Monday, September 11, 2006
Opposites and Foo Yong Hai
Yesterday M and I went to the Aquazoo in Düsseldorf with Sheila and her fiancé. It was fun, because even though we've been friends for, probably, six years now, this was the first time the four of us went somewhere together. We usually just hang out and play games or watch movies together.
While driving over there Sheila and I checked out bridal gowns in bridal magazines (Sheila is getting married in June), which was interesting. If you don't know Sheila, check out her log. It tells you a lot about her style and who she is. Her style and mine are very different.
We've had lots of discussions about our friendship and how it's funny that, even though we are very different, we really like one another. And we also do have a lot in common.
Sheila's parents are both from Indonesia so she was raised in a different culture than I was, even though she was born in the Netherlands and is also very Dutch. Even after those six years of friendship we sometimes find something that is so totally different that it's funny we didn't notice that before. Looking back at that, it always raises a situation that I find very uncomfortable at the moment it happens. But then we talk about it and it ends up being funny.

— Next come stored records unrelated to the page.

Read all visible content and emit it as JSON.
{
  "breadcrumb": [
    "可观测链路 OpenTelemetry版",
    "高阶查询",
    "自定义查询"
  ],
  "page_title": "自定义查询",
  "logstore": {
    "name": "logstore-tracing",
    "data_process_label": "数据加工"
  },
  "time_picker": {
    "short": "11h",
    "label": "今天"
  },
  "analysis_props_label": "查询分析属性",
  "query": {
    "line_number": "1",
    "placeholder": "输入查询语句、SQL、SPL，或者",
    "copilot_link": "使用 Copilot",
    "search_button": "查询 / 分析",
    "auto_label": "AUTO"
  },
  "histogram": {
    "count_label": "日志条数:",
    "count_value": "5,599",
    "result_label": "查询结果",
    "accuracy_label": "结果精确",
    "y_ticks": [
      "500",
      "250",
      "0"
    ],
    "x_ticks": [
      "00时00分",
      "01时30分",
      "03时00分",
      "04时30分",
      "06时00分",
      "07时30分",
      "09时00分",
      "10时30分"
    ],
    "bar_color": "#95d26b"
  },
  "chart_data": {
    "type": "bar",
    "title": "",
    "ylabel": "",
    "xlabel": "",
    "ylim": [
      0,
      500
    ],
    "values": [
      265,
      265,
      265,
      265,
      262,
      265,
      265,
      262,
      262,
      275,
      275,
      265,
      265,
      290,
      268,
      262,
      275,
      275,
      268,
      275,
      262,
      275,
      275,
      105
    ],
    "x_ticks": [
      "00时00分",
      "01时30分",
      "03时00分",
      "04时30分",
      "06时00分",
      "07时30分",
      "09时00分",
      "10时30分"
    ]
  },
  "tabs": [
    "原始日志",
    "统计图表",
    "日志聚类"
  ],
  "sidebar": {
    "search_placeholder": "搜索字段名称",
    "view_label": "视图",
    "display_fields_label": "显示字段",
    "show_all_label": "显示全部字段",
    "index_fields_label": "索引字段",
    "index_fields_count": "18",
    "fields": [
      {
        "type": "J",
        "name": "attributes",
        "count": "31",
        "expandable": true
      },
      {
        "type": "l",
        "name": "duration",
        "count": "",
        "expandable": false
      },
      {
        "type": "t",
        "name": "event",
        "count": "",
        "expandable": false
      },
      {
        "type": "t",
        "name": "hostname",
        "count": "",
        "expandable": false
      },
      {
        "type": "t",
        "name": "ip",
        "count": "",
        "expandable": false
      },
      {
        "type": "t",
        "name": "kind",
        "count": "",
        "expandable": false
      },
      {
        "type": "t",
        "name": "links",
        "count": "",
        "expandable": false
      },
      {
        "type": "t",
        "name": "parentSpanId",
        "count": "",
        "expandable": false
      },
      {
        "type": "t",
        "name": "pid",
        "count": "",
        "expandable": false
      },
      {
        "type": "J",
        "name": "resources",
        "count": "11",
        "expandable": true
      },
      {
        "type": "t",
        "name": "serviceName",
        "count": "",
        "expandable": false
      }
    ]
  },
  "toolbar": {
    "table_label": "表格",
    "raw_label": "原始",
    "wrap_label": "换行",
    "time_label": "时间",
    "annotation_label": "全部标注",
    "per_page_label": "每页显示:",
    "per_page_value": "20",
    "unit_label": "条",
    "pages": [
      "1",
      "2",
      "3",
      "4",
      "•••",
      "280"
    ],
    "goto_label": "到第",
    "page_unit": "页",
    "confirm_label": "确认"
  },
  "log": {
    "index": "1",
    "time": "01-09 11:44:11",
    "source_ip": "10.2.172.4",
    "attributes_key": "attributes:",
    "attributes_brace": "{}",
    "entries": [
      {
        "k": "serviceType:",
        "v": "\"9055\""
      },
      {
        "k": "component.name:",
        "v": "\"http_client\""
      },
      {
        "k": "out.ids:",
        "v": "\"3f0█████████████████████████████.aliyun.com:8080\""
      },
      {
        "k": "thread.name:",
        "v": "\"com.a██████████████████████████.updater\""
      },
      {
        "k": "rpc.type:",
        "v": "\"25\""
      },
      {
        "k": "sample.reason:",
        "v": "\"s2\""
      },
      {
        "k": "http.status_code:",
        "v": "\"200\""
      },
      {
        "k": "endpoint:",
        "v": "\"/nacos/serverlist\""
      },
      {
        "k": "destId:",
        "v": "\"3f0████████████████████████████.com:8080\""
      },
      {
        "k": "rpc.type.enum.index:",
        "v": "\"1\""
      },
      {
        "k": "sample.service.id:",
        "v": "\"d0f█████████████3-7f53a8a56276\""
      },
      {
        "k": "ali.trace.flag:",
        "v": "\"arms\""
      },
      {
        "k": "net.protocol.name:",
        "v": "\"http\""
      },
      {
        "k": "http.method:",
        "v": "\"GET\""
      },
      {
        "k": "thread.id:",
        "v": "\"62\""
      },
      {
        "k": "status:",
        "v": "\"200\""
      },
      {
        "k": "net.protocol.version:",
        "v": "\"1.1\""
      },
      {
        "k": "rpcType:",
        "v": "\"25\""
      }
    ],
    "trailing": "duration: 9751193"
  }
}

For instance, yesterday I asked her for a recipe for Foo Yong Hai. She told me that she wasn't going to share it. I was surprised, because I've shared recipes (and other things) with her before, and vice versa, and it's never been a problem. But yesterday she was really firm in her not sharing the recipe. She explained to me that in the Indonesian culture recipes are handed down generation to generation, and it's not done to share it with others outside the family. I thought that was funny because in my family we also have recipes like that (like grandma's apple pie and mom's purple cabbage) but anybody who likes them can have them. But apparently in their culture food is so important that you just don't do that.
It took me a while to understand the whole thing. I was very surprised and at first a little shocked. She was suprised by the way I reacted. I thought: "why won't she give me the recipe? We're such good friends! Did I just totally insult her?" But then she explained why it was so important to her to keep the recipe to herself. Thank goodness she said she wasn't insulted and did offer to make the dish for me whenever I want to eat it. And in the mean time, I'll just try fixing something like Foo Yong Hai with the ready made spice mixes offered by our good friend Mr.Conimex!
This story reminded me that the differences between us are one of the things that make our friendship special. Sheila teaches me lots of things that I never realised. And it's good to have someone close to you who reminds you every once in a while that there are lots of different perspectives to lots of different things.